Пока я еще не решил, нравится ли ей этот молодой человек, я был очень зол на Пиклсона, и можно сказать, ему повезло, что он уже получил свое наследство. Потому что я частенько думал: «Если бы не этот слабоумный великан, не пришлось бы мне ломать голову и мучиться из-за какого-то молодого человека». Но как только я понял, что она его любит, как только я увидел, что она из-за него плачет, все сразу стало по-другому. Я тут же мысленно примирился с Пиклсоном и, стиснув зубы, заставил себя поступить как должно.
К этому времени она уже ушла от молодого человека (на то, чтобы хорошенько стиснуть зубы, мне понадобилось минуты две-три), а он, закрыв лицо руками, прислонился к другой елке (их там был целый лесок). Я потрогал его за плечо. Он обернулся и, увидев меня, сказал нашими знаками:
— Не сердитесь.
— Я не сержусь, дружок. Я тебе помогу. Пойдем со мной.

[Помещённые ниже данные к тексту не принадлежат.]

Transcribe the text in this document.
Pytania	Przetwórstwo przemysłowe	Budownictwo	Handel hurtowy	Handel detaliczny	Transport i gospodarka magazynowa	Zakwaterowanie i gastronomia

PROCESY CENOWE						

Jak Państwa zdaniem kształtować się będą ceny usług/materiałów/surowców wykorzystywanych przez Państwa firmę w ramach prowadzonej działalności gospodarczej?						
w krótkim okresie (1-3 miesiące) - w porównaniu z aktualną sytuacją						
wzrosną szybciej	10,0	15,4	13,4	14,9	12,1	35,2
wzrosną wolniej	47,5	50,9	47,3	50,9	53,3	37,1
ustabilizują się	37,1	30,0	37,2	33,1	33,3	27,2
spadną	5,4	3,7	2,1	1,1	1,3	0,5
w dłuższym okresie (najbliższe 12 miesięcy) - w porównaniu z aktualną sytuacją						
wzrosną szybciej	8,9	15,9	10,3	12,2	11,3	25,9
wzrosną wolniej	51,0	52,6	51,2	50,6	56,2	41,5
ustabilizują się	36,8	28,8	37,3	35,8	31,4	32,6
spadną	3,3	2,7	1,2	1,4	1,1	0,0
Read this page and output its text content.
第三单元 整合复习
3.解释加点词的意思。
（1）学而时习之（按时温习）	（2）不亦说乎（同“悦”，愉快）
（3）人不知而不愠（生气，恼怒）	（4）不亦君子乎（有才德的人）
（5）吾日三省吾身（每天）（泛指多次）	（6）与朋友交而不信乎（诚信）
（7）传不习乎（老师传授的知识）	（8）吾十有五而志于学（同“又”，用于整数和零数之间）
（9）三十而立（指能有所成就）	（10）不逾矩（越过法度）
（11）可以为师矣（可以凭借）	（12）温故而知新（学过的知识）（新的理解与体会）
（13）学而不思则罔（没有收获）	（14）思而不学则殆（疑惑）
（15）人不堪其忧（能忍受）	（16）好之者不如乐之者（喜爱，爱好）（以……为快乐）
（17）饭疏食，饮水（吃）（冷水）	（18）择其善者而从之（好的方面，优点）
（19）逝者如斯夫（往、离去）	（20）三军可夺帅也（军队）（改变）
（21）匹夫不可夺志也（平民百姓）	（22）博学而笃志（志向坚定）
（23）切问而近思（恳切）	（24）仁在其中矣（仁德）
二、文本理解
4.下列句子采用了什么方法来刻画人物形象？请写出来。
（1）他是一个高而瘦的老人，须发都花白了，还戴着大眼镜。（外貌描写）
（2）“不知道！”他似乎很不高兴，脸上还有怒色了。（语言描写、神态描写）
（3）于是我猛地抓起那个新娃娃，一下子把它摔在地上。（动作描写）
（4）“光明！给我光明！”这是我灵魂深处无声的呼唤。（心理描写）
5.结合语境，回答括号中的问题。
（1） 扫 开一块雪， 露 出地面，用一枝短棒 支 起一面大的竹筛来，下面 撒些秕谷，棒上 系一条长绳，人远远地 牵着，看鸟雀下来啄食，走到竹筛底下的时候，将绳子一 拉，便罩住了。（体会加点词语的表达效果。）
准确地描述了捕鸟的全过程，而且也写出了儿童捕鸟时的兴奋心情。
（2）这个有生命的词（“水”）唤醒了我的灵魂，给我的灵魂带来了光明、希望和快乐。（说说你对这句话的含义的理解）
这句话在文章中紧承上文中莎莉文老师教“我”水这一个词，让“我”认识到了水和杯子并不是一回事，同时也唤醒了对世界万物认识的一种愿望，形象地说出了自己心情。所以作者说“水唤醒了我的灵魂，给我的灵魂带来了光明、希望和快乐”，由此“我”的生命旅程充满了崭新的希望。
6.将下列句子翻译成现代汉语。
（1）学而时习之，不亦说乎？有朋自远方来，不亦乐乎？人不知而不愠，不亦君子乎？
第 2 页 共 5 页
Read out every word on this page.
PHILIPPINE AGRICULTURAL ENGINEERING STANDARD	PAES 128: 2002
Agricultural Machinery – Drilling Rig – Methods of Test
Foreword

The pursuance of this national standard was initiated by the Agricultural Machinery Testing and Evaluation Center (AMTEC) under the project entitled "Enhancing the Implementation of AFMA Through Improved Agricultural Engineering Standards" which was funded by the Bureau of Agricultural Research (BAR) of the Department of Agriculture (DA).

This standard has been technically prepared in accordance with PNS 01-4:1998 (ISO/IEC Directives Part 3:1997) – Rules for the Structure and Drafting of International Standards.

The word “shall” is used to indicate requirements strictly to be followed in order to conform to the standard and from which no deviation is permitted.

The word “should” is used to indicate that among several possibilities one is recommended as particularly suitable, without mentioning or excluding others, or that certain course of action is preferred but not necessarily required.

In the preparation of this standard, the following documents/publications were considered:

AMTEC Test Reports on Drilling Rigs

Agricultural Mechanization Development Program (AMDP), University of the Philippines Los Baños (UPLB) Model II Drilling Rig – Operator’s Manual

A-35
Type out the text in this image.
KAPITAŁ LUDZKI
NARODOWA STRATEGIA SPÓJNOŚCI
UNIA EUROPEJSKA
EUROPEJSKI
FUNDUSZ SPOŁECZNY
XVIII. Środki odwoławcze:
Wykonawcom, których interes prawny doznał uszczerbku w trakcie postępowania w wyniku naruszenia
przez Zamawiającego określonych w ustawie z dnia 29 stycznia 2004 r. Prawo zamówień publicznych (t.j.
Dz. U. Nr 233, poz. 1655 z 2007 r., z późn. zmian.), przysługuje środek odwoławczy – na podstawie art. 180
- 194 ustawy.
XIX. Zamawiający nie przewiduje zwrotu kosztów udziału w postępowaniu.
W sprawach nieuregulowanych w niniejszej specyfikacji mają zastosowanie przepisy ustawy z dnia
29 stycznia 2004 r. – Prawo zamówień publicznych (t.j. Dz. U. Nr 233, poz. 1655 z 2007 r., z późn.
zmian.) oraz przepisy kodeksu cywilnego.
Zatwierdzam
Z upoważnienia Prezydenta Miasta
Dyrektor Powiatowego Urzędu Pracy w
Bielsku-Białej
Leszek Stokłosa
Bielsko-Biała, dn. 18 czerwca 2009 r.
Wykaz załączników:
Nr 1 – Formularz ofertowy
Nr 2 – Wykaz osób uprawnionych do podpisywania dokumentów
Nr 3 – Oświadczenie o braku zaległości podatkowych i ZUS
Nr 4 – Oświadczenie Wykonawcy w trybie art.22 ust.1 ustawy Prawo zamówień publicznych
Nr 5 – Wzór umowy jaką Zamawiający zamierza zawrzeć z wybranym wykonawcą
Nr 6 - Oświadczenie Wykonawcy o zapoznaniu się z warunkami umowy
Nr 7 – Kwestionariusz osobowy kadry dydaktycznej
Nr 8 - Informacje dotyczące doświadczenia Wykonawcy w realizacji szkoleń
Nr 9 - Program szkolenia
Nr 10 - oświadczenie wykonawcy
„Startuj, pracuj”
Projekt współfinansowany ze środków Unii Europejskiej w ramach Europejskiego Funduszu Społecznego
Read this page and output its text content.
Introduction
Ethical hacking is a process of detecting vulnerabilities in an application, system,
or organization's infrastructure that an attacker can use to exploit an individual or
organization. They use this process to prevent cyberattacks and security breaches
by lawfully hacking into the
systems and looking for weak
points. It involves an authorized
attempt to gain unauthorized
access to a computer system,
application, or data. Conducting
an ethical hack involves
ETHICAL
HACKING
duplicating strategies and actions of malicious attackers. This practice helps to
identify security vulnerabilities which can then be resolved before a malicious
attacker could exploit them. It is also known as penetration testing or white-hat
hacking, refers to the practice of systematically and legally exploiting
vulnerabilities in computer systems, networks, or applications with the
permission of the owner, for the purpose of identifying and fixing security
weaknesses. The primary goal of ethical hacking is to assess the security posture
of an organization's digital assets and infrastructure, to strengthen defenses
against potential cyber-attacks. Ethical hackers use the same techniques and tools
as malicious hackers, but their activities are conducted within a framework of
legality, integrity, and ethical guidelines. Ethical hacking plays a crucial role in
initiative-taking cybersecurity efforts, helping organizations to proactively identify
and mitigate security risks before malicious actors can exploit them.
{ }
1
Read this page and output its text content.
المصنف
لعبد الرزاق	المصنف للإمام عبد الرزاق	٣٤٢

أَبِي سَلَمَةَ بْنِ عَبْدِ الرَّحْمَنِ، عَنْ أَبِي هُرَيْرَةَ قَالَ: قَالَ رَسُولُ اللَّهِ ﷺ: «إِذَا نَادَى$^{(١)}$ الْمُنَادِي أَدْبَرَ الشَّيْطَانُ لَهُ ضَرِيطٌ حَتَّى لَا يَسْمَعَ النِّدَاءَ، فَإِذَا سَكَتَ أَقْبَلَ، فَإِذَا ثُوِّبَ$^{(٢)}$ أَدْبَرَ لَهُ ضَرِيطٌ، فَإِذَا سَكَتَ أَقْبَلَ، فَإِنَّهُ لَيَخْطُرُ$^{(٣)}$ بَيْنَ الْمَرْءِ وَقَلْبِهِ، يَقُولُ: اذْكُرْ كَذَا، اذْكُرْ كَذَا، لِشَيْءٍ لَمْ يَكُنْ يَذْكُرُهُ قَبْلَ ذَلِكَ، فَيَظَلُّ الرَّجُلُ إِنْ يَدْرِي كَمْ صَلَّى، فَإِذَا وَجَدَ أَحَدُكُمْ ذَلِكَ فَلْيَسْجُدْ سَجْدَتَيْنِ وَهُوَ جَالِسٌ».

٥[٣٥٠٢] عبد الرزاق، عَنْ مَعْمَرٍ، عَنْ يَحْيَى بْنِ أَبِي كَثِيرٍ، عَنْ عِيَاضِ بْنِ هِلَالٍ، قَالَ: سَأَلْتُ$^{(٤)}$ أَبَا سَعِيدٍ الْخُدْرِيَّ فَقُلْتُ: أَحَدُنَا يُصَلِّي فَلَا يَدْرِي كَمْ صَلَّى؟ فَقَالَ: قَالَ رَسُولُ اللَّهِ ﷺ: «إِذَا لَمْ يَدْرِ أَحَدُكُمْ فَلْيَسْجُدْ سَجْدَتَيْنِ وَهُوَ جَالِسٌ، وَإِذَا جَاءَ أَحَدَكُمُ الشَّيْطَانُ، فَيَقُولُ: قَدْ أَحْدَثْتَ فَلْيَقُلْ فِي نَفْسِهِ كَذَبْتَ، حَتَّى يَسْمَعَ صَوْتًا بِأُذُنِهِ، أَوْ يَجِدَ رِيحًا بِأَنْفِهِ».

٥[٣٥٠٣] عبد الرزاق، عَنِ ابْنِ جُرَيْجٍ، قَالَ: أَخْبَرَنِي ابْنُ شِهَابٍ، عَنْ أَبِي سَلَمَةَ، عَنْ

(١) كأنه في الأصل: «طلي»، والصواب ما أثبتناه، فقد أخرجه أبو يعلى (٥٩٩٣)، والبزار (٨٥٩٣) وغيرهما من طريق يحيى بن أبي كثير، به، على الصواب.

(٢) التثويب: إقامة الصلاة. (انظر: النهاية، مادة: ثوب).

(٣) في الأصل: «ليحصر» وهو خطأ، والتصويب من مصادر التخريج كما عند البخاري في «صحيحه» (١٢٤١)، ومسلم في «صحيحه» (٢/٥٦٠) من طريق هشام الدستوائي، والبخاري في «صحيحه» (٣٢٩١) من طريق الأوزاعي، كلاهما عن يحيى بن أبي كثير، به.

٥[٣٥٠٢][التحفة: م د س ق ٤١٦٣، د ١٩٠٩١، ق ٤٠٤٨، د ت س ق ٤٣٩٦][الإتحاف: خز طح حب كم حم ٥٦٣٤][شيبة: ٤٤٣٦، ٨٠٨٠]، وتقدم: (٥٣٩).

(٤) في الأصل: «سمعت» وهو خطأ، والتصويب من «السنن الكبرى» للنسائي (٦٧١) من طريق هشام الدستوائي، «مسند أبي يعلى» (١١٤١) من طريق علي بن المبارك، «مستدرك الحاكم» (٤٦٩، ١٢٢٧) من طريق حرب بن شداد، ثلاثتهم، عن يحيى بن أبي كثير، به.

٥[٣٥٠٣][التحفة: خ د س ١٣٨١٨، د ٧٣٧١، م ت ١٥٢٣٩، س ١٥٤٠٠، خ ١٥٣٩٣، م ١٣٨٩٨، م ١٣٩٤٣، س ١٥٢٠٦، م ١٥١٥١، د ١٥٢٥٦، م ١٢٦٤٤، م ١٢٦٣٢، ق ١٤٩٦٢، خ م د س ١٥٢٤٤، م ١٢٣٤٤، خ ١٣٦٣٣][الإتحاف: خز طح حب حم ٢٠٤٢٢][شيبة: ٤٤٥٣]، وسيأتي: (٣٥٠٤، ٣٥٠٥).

Я оставил его у ступенек Библиотечного фургона и вошел туда один. Она вытирала глаза.
— Ты плакала, родная?
— Да, отец.
— Почему?
— Голова болит.
— А не сердце?
— Нет, голова, отец.
— Доктор Мериголд выпишет сейчас рецепт от головной боли.
Она взяла книжечку с моими «Рецептами» и протянула мне с вымученной улыбкой, но, заметив, что я не шучу и книги не беру, тихонько положила ее на место и внимательно посмотрела на меня.
— Рецепт не там, Софи.
— А где же?
— Здесь, родная.
Я подвел к ней ее жениха, соединил их руки и сказал: «Последний рецепт доктора Мериголда. Принимать всю жизнь». А потом ушел.
На свадьбу я в первый и в последний раз в жизни надел сюртук (сукно синее, а пуговицы так и горят) и своими собственными руками отдал Софи молодому супругу. На свадьбе присутствовали только мы трое и тот джентльмен, который заботился о ней эти два года. Я устроил в Библиотечном фургоне свадебный обед на четыре персоны. Пирог с голубями, окорок в маринаде, две курочки и всякие надлежащие овощи. Напитки самые лучшие. Я произнес тост, и племянник моего доктора произнес тост, и шутки наши всем пришлись по вкусу, и все было как нельзя лучше. За обедом я сказал Софи, что сохраню Библиотечный фургон и буду жить в нем, возвращаясь из поездок, и сберегу все ее книги в целости и сохранности, пока она не вернется. Так она и уехала в Китай со своим молодым мужем, и прощание наше было очень грустным, а потом я нашел своему мальчишке другое место, а сам, как в те годы, когда умерли моя девочка и жена, зашагал с кнутом на плече рядом со старым конягой.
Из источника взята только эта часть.